5 This analysis applies to those common law marriages entered into prior to 1991.






Concurrence Opinion

{¶ 34} I concur fully in the decision and judgment of the lead opinion. However, by uniquely criminalizing an assault against a "spouse" and/or a "person living as a spouse" in R.C.2919.25(F)(1)(a)(i), as distinguished from the same assault against any other person in R.C. 2903.13, I believe the legislature has clearly created and recognized "a legal status for relationships of unmarried individuals that intends to approximate the design, qualities, significance or effect of marriage" in direct conflict with the proscriptive language of the Defense of Marriage Amendment.

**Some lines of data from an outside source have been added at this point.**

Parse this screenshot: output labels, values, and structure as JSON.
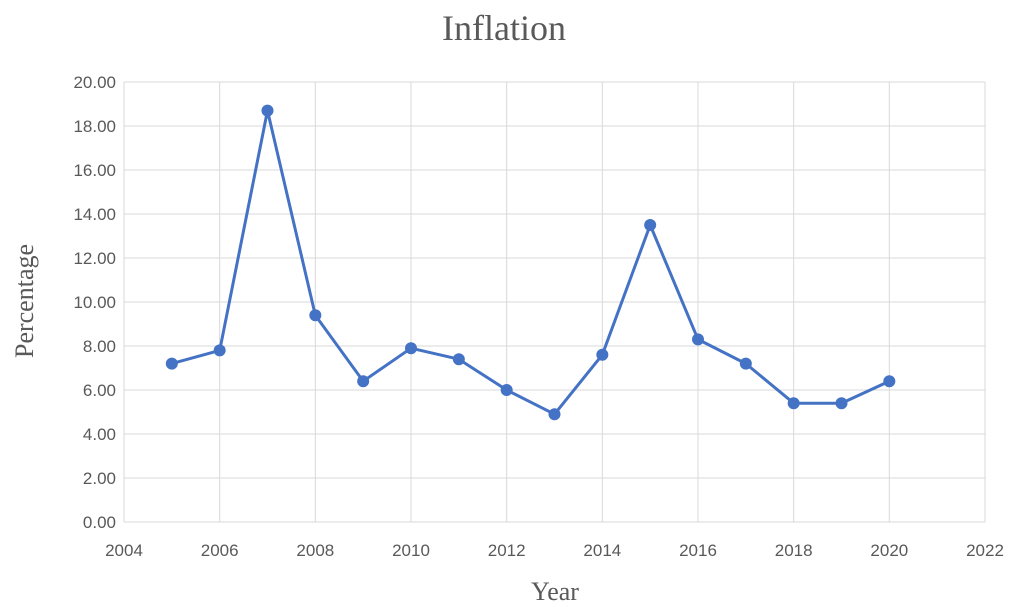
{
  "chart_data": {
    "type": "scatter",
    "title": "Inflation",
    "xlabel": "Year",
    "ylabel": "Percentage",
    "xlim": [
      2004,
      2022
    ],
    "ylim": [
      0,
      20
    ],
    "xticks": [
      "2004",
      "2006",
      "2008",
      "2010",
      "2012",
      "2014",
      "2016",
      "2018",
      "2020",
      "2022"
    ],
    "yticks": [
      "0.00",
      "2.00",
      "4.00",
      "6.00",
      "8.00",
      "10.00",
      "12.00",
      "14.00",
      "16.00",
      "18.00",
      "20.00"
    ],
    "grid": true,
    "markers": true,
    "lines": true,
    "color": "#4472C4",
    "series": [
      {
        "x": [
          2005,
          2006,
          2007,
          2008,
          2009,
          2010,
          2011,
          2012,
          2013,
          2014,
          2015,
          2016,
          2017,
          2018,
          2019,
          2020
        ],
        "y": [
          7.2,
          7.8,
          18.7,
          9.4,
          6.4,
          7.9,
          7.4,
          6.0,
          4.9,
          7.6,
          13.5,
          8.3,
          7.2,
          5.4,
          5.4,
          6.4
        ]
      }
    ]
  }
}
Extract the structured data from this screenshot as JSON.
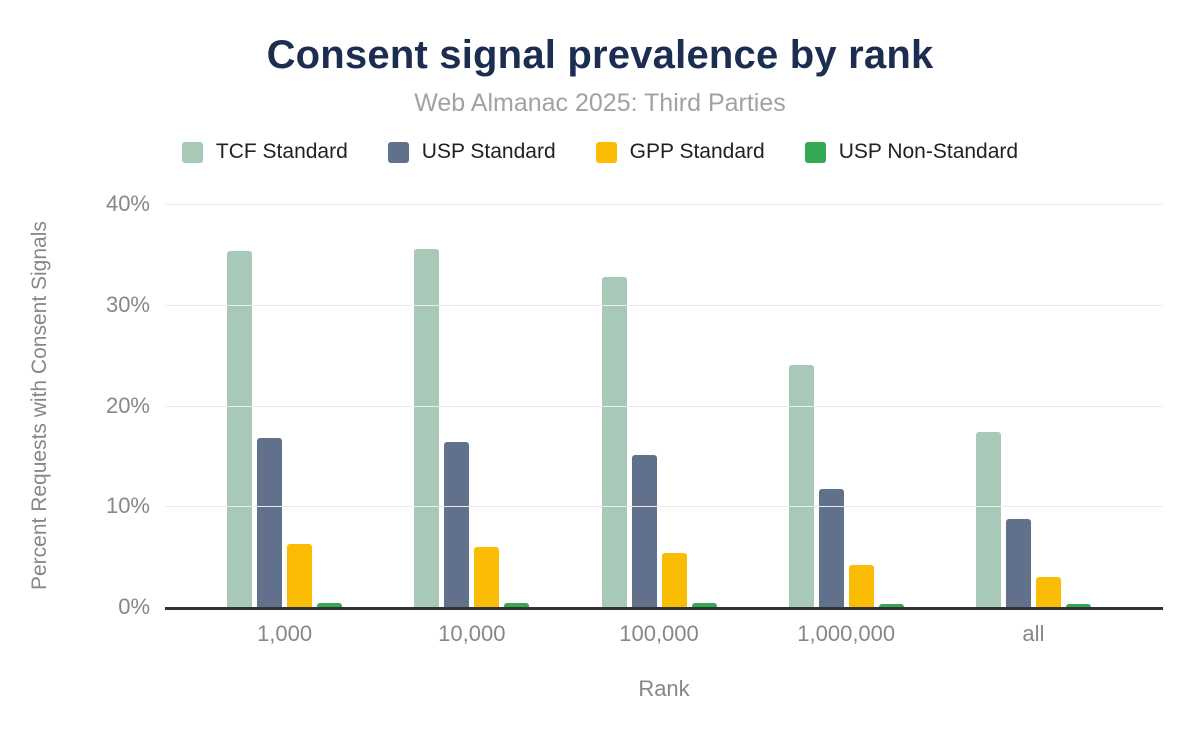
{
  "chart_data": {
    "type": "bar",
    "title": "Consent signal prevalence by rank",
    "subtitle": "Web Almanac 2025: Third Parties",
    "xlabel": "Rank",
    "ylabel": "Percent Requests with Consent Signals",
    "categories": [
      "1,000",
      "10,000",
      "100,000",
      "1,000,000",
      "all"
    ],
    "series": [
      {
        "name": "TCF Standard",
        "color": "#a8c9b8",
        "values": [
          35.3,
          35.5,
          32.8,
          24.0,
          17.4
        ]
      },
      {
        "name": "USP Standard",
        "color": "#61718c",
        "values": [
          16.8,
          16.4,
          15.1,
          11.7,
          8.7
        ]
      },
      {
        "name": "GPP Standard",
        "color": "#fbbc04",
        "values": [
          6.3,
          6.0,
          5.4,
          4.2,
          3.0
        ]
      },
      {
        "name": "USP Non-Standard",
        "color": "#34a853",
        "values": [
          0.4,
          0.4,
          0.4,
          0.3,
          0.25
        ]
      }
    ],
    "ylim": [
      0,
      40
    ],
    "yticks": [
      "40%",
      "30%",
      "20%",
      "10%",
      "0%"
    ],
    "grid": true,
    "legend_position": "top"
  },
  "colors": {
    "title": "#1b2d51",
    "subtitle": "#a2a2a6",
    "axis_text": "#85878c",
    "gridline": "#ececec",
    "axis_line": "#333333",
    "legend_text": "#202126",
    "background": "#ffffff"
  }
}
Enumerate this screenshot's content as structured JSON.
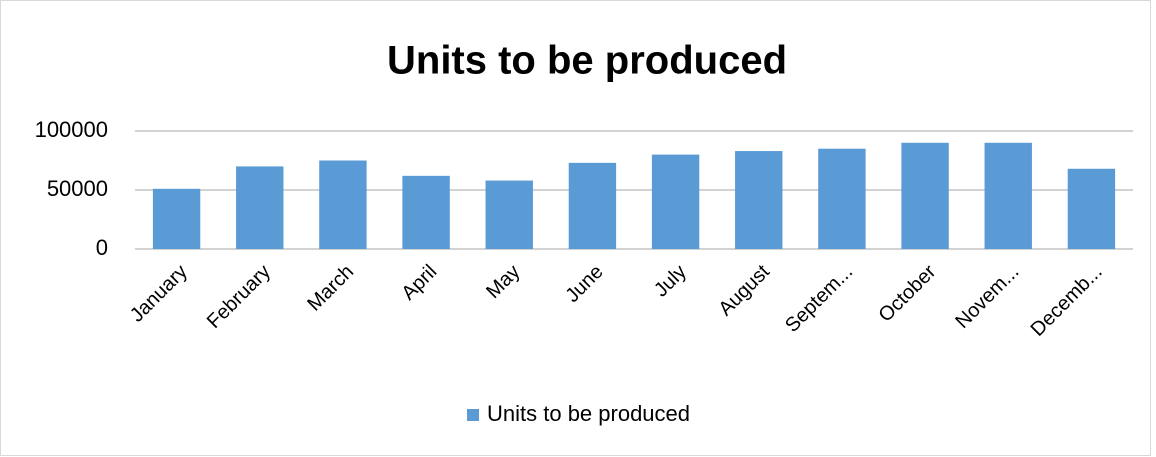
{
  "chart_data": {
    "type": "bar",
    "title": "Units to be produced",
    "categories": [
      "January",
      "February",
      "March",
      "April",
      "May",
      "June",
      "July",
      "August",
      "Septem...",
      "October",
      "Novem...",
      "Decemb..."
    ],
    "series": [
      {
        "name": "Units to be produced",
        "color": "#5b9bd5",
        "values": [
          51000,
          70000,
          75000,
          62000,
          58000,
          73000,
          80000,
          83000,
          85000,
          90000,
          90000,
          68000
        ]
      }
    ],
    "ylim": [
      0,
      100000
    ],
    "yticks": [
      0,
      50000,
      100000
    ],
    "grid": true,
    "legend": "bottom"
  }
}
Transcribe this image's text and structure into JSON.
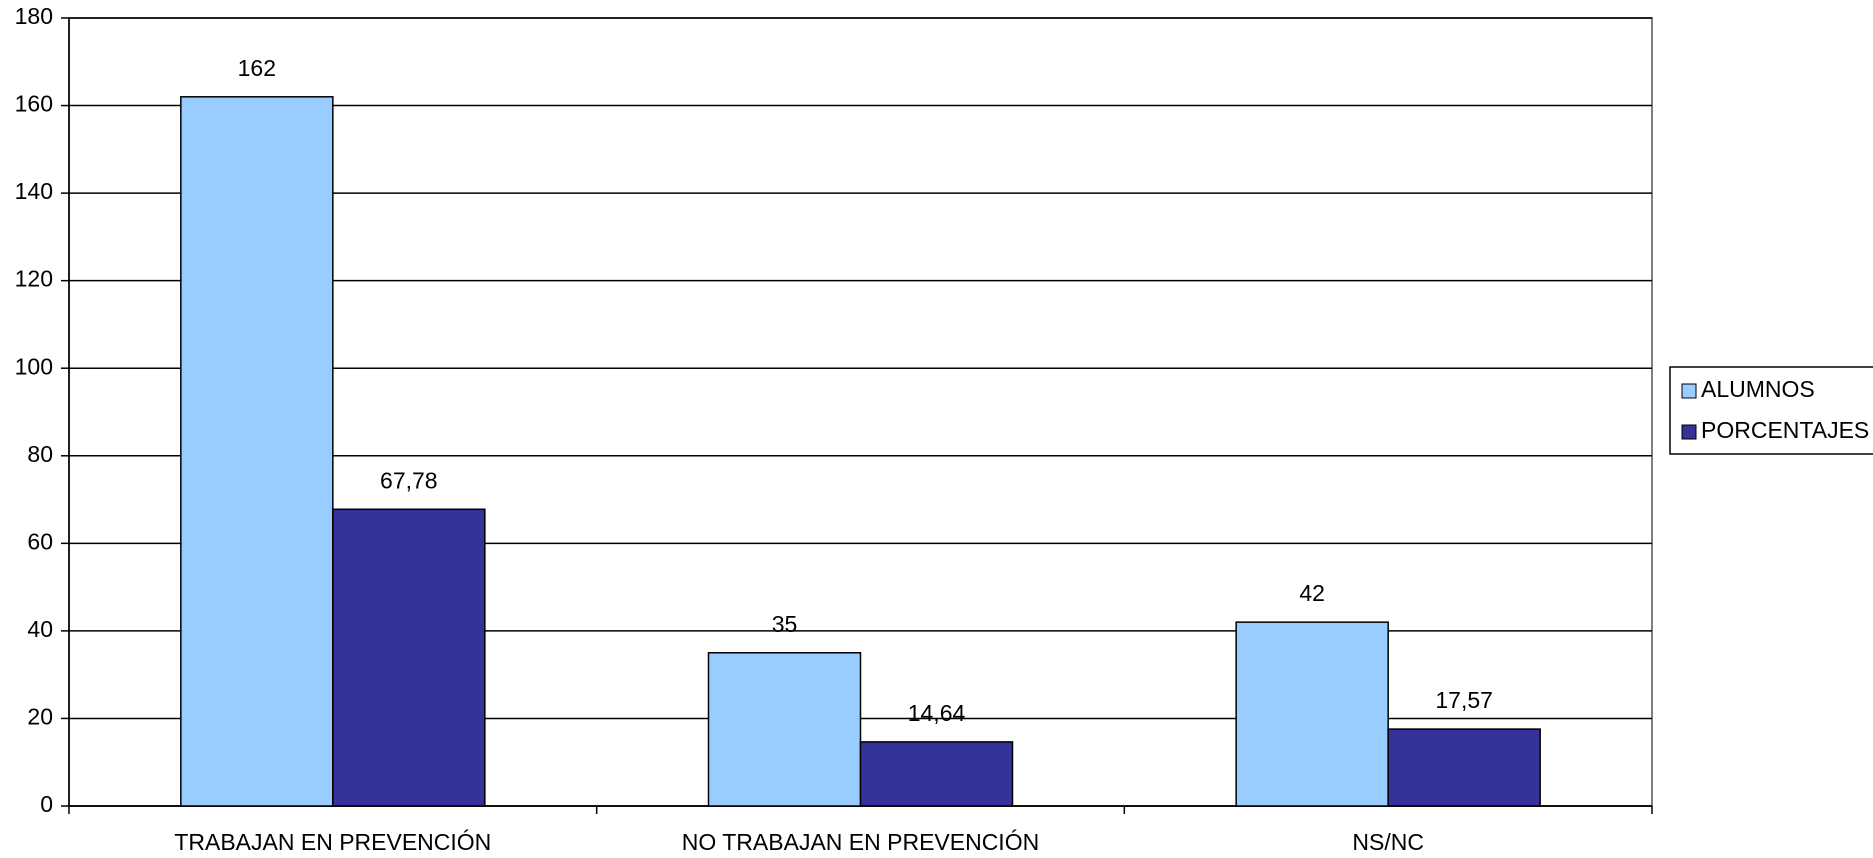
{
  "chart_data": {
    "type": "bar",
    "categories": [
      "TRABAJAN EN PREVENCIÓN",
      "NO TRABAJAN EN PREVENCIÓN",
      "NS/NC"
    ],
    "series": [
      {
        "name": "ALUMNOS",
        "color": "#99ccff",
        "values": [
          162,
          35,
          42
        ]
      },
      {
        "name": "PORCENTAJES",
        "color": "#333399",
        "values": [
          67.78,
          14.64,
          17.57
        ],
        "value_labels": [
          "67,78",
          "14,64",
          "17,57"
        ]
      }
    ],
    "ylim": [
      0,
      180
    ],
    "yticks": [
      0,
      20,
      40,
      60,
      80,
      100,
      120,
      140,
      160,
      180
    ],
    "grid": true,
    "legend": "right"
  }
}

{¶ 35} But for the statutory classification of a "person living as a spouse" expressly created in R.C.2919.25(F)(1)(a)(i), the conduct in this case would not constitute the crime of Domestic Violence, the felony offense charged in this case would not exist, and the appellant would not face a prison sentence. Moreover, the intent of the classification is clear on its face; that is to create a unique (and more serious) offense based entirely upon the statutory status of the victim who, like a spouse, is perceived to be more vulnerable precisely because of the marriage-likerelational bond with the perpetrator, which provides greater access to the victim and/or susceptibility to multiple incidents of abuse. In this circumstance the classification of a "person living as a spouse" is expressly created by R.C.2919.25(F)(1)(a)(i) as an alternative "legal status for relationships of unmarried individuals" and is undeniably intended to "approximate the design, qualities, significance or effect" of being a spouse of (i.e. in a marriage with) the perpetrator.

{¶ 36} In sum, I believe the exclusive focus by some, only upon whether tangible benefits have been conferred with a statutory classification in determining the existence of a "legal status" represents an incomplete analysis. In my view, the fact that a new felony/criminal legal liability has been created as the sole result of conduct toward someone the legislature has classified as "living as a spouse" is an equally important consideration in ascertaining the creation and existence of a "legal status."

{¶ 37} For these reasons, and the reasons stated in the lead opinion, I believe the language and intent of the "living as spouse" provision of R.C. 2919.25(F)(1)(a)(i) constitutes the creation and recognition of a legal status by the state which is clearly incompatible with the broad and expressly worded proscription on state conduct set forth in the second sentence of the Defense of Marriage Amendment to the Ohio Constitution.






Dissenting Opinion

{¶ 38} I respectfully dissent.

{¶ 39} I do not believe the domestic violence statute conflicts with Section 11, Article XV of the Ohio Constitution for many of the reasons expressed in State v. Newell, 5th Dist. No. 2004CA00264, 2005-Ohio-2848; State v. Carswell, 12th Dist. No. CA2005-04-047, 2005-Ohio-6547; State v.Burk, 8th Dist. No. 86162, 2005-Ohio-6727; State v.Rexroad, 7th Dist. Nos. 05-CO-36, 05-CO-52, 2005-Ohio-6790;State v. Nixon, 9th Dist. No. 22667, 2006-Ohio-72; Statev. Ward, 2nd Dist. No. 2005-CA-75, 2006-Ohio-1407 (Donovan, J., dissenting); and State v. Rodgers, 10th Dist. No. 05AP446, 2006-Ohio-1528.

{¶ 40} Moreover, I must reject the conclusion reached by the majority herein, that mere cohabitation "amounts to the design, qualities, significance, or effect of marriage." Majority opinion at ¶ 16. I would affirm the judgment of the trial court.